By Nick Allen, PA News at Central Command, Qatar
British troops have discarded their helmets and put on their berets in a number of areas which were war zones just days ago.
The “helmets off, berets on” order has now been issued to soldiers patrolling Al Zubayr, Safwan, Rumaila and the port of Umm Qasr.
The policy is intended to help win the confidence of local people as part of the Allied “hearts and minds” campaign.
It is reminiscent of the approach adopted by the British in Northern Ireland and the change is introduced by commanders on the ground after a threat assessment. It can be quickly reversed if necessary.
Military sources said officers on the ground would only tell their forces to patrol in berets when conditions were considered very safe and “no chances” were being taken.
“We’ve been in a very aggressive stance and this is about bringing back a sense of normality to these places,” a source said.
“It’s a recognition of the changed situation on the ground.
“The decision is taken by the commanders on the ground, someone at lieutenant colonel level will be able to do that.”
The move is particularly significant at Al Zubayr, near Basra, where British forces suffered their first combat death of the war.
Later, two Royal Engineers, Sapper Luke Allsopp and Staff Sergeant Simon Cullingworth, were filmed lying dead in the road next to their Land Rover after being ambushed near Al Zubayr.
The shocking pictures were shown on Qatar-based Arabic network al-Jazeera.
Two Kenyan truck drivers attached to the US army were also held captive in an abandoned school at Al Zubayr for 10 days before being freed by British soldiers from the Black Watch.

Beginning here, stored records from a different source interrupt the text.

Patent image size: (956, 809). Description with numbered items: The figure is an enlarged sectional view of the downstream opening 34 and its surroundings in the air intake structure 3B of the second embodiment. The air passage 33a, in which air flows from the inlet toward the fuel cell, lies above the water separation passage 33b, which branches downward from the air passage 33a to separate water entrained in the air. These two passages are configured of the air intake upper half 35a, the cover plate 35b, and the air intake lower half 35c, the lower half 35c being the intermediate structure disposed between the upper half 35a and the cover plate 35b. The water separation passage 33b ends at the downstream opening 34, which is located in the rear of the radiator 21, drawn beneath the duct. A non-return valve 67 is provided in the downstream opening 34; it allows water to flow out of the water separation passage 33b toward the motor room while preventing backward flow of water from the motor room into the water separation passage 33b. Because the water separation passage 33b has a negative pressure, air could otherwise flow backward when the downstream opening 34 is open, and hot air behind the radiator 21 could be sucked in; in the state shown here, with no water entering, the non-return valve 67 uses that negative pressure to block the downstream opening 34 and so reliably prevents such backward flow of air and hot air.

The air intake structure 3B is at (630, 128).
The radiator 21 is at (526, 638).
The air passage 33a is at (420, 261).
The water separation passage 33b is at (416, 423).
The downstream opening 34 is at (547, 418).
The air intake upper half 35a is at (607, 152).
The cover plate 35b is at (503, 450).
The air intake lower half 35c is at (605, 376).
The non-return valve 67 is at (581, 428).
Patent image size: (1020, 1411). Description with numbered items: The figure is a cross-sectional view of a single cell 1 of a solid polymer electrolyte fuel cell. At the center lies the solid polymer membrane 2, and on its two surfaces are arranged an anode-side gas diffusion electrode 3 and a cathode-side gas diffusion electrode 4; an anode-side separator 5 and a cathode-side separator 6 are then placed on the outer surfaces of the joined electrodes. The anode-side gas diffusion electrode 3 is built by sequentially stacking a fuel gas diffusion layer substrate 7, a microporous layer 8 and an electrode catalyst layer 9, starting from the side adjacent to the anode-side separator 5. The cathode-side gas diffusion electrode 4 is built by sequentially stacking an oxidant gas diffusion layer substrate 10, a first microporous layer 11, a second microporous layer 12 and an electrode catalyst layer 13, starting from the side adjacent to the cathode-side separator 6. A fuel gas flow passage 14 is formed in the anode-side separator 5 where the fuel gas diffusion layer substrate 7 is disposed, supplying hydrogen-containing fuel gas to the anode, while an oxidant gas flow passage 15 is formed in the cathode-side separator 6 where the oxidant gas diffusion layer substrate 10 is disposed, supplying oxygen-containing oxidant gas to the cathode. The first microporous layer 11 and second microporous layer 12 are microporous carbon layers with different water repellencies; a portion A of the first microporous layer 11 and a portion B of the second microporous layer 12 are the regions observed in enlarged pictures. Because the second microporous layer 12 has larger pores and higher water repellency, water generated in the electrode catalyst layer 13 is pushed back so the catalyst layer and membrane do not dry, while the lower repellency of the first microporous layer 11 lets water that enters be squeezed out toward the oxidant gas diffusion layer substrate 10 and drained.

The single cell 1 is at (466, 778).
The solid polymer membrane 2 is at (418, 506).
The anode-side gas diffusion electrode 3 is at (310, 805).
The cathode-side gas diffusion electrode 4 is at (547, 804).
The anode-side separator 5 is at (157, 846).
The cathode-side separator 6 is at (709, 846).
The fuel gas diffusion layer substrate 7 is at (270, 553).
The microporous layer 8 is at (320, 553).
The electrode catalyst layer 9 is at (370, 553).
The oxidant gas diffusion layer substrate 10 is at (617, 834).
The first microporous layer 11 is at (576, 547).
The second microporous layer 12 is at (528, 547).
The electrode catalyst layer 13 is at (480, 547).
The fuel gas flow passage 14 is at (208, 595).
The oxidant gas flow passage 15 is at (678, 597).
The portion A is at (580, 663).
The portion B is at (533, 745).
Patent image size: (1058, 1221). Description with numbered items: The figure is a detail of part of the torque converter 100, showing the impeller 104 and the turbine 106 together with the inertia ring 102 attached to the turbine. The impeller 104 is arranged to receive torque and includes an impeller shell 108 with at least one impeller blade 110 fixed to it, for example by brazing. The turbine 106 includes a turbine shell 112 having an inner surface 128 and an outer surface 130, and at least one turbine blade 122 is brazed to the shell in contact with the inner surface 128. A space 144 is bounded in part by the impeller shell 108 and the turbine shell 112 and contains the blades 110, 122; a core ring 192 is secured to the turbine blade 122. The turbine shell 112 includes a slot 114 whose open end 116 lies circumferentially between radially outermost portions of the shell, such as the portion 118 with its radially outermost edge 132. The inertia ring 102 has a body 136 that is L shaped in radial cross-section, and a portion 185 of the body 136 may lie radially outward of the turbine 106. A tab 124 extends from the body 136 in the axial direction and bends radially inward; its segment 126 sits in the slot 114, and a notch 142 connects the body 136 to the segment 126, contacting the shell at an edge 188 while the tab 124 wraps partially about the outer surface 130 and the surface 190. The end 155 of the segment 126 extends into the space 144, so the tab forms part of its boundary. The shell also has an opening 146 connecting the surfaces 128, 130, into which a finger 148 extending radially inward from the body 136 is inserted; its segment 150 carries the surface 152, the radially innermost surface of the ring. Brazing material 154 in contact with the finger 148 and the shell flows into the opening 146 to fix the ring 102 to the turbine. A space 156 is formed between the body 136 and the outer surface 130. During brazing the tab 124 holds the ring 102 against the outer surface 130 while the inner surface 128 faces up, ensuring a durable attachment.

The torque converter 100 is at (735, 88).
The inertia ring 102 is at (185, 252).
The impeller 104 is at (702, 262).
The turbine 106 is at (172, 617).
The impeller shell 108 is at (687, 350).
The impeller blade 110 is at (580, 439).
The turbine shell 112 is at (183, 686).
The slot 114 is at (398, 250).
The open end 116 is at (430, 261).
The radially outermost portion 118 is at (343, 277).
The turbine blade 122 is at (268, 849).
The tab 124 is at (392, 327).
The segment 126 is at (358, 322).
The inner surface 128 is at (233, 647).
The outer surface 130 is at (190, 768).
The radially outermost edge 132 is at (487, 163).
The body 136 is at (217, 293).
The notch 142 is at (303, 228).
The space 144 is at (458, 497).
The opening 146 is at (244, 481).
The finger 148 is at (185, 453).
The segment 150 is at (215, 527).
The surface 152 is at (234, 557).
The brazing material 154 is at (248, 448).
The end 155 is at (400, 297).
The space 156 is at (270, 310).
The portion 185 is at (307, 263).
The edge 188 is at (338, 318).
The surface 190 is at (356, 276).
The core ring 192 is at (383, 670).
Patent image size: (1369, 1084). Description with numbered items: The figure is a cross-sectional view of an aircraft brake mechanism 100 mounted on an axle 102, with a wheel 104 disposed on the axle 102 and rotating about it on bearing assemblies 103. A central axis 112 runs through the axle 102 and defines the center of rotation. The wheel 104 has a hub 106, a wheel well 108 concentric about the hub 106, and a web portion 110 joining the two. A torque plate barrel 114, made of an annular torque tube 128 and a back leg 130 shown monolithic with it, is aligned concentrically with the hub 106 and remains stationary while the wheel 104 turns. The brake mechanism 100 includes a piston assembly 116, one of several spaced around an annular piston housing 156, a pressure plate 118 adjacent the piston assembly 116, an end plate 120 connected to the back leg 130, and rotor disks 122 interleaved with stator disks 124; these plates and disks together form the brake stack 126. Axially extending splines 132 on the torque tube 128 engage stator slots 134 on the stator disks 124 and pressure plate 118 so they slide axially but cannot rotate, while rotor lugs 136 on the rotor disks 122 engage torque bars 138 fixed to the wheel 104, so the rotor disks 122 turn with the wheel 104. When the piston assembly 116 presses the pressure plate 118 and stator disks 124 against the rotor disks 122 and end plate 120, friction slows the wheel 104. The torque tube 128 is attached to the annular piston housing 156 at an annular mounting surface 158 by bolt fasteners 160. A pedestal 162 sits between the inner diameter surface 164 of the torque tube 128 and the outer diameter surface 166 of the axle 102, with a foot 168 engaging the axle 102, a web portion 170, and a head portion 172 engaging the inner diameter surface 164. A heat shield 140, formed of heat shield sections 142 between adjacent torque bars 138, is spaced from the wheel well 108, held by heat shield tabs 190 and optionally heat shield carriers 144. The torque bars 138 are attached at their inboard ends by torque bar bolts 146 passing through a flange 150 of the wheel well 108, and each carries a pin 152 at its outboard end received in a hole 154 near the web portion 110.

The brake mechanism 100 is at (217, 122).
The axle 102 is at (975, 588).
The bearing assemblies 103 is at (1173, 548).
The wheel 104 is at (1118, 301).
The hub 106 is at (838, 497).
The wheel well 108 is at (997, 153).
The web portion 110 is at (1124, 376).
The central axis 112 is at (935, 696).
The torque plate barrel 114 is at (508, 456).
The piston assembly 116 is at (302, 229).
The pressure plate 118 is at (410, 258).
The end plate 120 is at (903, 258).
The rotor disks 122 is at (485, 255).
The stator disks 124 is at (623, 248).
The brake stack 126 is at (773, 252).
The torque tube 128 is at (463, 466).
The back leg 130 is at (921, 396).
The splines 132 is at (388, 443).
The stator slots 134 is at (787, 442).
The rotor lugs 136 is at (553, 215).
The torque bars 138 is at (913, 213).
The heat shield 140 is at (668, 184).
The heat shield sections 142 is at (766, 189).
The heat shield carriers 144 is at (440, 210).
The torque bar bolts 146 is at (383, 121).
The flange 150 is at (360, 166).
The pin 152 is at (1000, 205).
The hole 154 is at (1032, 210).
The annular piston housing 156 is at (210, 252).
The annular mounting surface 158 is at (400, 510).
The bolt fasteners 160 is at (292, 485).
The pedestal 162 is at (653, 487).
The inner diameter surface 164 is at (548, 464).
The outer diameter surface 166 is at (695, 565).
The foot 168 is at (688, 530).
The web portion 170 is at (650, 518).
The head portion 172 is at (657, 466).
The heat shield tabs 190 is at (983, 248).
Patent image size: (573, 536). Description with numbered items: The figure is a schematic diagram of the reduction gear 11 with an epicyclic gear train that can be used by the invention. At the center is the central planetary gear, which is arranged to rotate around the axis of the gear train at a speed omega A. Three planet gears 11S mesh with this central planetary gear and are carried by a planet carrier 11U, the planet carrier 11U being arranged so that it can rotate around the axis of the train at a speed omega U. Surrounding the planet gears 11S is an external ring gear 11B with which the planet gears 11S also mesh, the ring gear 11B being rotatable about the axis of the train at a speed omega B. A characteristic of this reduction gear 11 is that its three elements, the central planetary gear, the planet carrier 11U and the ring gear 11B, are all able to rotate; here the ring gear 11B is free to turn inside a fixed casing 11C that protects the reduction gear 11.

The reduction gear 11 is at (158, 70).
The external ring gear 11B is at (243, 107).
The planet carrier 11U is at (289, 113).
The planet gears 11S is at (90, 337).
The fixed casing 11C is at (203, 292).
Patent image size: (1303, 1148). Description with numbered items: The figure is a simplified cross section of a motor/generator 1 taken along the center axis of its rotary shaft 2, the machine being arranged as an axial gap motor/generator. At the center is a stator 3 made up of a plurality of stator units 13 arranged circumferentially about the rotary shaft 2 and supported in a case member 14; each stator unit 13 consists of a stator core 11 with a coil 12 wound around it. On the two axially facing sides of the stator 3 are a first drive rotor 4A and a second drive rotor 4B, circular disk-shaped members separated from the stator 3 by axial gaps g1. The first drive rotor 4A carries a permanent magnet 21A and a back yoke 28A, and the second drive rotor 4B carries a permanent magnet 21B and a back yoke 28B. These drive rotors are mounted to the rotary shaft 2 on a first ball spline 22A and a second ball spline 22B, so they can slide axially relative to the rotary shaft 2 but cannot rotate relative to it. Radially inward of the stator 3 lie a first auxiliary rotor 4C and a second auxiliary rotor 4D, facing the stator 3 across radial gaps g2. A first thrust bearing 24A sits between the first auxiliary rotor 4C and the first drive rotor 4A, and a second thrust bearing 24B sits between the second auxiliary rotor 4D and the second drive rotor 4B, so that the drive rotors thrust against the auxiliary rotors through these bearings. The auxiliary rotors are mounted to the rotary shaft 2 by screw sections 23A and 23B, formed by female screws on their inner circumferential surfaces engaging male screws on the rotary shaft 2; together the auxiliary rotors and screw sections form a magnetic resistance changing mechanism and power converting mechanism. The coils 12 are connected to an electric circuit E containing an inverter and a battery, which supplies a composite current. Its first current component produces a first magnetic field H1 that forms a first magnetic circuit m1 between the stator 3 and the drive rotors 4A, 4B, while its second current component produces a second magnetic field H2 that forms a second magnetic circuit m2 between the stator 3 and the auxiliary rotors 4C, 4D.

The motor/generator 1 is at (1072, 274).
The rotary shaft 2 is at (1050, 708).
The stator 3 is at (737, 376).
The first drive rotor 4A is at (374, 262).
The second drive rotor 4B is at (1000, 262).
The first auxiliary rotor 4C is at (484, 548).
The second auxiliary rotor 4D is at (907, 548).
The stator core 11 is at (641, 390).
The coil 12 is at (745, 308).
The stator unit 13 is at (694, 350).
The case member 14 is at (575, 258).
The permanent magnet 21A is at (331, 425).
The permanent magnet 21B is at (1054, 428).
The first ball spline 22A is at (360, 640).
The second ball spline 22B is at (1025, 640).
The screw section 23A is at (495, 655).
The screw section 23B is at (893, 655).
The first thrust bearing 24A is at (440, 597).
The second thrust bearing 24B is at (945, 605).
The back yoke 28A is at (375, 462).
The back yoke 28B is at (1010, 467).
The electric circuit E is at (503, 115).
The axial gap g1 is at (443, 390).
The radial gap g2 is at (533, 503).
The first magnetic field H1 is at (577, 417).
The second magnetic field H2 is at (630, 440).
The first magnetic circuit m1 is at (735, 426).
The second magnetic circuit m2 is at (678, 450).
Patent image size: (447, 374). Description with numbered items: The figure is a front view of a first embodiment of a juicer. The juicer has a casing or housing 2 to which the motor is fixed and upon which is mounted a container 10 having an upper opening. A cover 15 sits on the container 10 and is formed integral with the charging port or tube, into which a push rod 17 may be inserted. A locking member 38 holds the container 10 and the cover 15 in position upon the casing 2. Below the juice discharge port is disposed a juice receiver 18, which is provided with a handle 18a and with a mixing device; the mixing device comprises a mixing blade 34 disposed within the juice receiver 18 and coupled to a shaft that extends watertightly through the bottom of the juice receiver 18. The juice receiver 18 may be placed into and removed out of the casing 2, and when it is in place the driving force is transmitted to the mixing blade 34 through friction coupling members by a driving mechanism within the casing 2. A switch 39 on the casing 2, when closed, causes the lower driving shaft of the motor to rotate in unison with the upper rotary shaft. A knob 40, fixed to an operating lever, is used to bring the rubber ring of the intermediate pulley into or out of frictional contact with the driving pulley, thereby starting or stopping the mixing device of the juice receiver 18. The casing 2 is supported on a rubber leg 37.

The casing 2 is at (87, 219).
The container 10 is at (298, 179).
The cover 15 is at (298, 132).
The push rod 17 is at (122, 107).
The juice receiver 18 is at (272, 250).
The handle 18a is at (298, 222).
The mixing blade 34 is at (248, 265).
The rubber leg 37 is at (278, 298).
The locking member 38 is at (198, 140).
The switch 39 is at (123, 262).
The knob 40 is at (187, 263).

Having troops without helmets patrolling the town now is considered a major achievement by British military commanders.
The officers bringing in the change say they are drawing on the experience of Northern Ireland and want to “dominate space without having to use force.”
In Umm Qasr, the forces of 42 Royal Marine Commando who have adopted the approach, which also involves discarding body armour, say they are working in a very different way to their US counterparts in Iraq.
One Marine described the US approach as “like cracking a nut with a sledgehammer”.